December 2017-February 2018

“Scruples” #3 and “A Cabaret Called Janus” were posted in three by 3, December 2013-February 2014 and June-August 2013. They have been recently accepted for publication, the former in a forthcoming issue of  The Columbia Review (, the latter in the October issue of The Open Mouse.(

“By All Appearances” appeared in three by 3, September-November 2013. It was revised in 2016 and this version is posted below.
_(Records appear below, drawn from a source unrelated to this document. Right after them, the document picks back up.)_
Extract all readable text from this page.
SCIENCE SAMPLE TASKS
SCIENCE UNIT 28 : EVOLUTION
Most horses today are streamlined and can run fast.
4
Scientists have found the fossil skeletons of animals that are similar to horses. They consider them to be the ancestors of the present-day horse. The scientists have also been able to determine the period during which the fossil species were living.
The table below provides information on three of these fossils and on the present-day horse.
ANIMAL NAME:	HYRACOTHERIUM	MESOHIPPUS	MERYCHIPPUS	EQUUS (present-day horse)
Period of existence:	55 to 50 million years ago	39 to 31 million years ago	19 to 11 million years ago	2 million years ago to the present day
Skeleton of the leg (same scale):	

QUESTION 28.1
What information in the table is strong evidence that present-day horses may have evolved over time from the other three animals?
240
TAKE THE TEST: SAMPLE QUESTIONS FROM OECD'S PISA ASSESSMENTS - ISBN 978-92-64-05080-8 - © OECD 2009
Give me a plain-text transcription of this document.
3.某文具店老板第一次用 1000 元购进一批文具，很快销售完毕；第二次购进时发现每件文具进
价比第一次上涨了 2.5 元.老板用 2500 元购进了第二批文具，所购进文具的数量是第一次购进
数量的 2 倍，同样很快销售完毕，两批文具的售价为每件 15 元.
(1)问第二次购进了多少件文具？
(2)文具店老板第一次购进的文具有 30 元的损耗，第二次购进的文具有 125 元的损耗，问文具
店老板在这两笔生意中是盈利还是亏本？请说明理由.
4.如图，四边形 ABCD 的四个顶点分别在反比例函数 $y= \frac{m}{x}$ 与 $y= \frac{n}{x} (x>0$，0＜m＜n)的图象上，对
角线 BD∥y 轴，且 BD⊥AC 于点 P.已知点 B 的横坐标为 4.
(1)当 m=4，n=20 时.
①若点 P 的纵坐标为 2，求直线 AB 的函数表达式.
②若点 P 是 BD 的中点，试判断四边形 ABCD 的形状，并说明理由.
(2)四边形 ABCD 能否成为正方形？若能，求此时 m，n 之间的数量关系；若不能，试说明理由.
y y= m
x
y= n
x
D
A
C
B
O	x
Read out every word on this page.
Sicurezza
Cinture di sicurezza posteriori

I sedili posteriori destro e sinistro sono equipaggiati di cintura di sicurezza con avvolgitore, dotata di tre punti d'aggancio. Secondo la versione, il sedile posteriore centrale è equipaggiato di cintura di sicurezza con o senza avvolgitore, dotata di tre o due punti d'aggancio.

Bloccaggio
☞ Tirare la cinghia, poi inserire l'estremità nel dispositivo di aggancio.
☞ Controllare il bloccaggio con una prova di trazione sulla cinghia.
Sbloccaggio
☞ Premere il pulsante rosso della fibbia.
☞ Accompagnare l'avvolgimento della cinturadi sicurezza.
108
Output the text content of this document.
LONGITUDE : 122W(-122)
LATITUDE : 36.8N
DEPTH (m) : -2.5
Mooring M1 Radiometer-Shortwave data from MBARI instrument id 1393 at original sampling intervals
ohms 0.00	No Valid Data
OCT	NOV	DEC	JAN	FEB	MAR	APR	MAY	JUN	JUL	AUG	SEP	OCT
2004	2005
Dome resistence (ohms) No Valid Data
Lazarus´s alive. He´s eating breakfast
with his sisters. On the table
there´s fresh fruit, hot bread,
enough tea for everyone, including
well wishers who´ll soon
be swarming in like locusts.

Mary and Martha´re crying, but not
for joy. A pall´s fallen over the room.
He´s confused, angry…says
he was on the way to heaven
when it turned into a back
road to Bethany…that
their meddling in his afterlife
did more harm than good.



A Cabaret Called Janus


Downstairs, posters flatter the lobby
with a wall of fame.
Highlighted by a chandelier,
one star shines after another,
starting from left to right.


The man in the dressing room
looks like the magician
among them.
He’s wearing a white tux, matching
cape and sash, fake mustache,
same pearl turban.
The poster also shows him
waving a wand of lightening
over a fiery hoop.

On weekends he appears
after midnight, prime time
for a full house.
His fans watch closely,
never miss a trick.

Soon a blinking buzzer
will upstage the mirror.
By then he should be
all made up, or not.


By All Appearances

Today, at the peak
of my morning walk
along the beach,
I spotted a bottle
which, more than likely,
was marooned by a wave
in league with the tide…

There it lay, lost,
then found, made of gold
mined by the sun,
glittering bright, brighter
the closer I came…
But what I held up
against the horizon
was dark green, skinned
with moss, nothing inside
beside broken shells.

Our showdown was short
lived, ended when
I reached the shoreline,
shut my eyes, cast the bottle
to where it once belonged.







September-November 2017

The current posting of “Scruples” amounts to #’s 13 & 14. The inspiration for #13 comes from a cruise on the Danube River in 2016. As for #14, after a recent reading of a chapbook I published in 1988, I selected one of the poems for a rewrite. Ethics is concerned with true or false; aesthetics, truth and beauty.  These two “Scruples” focus more on the latter.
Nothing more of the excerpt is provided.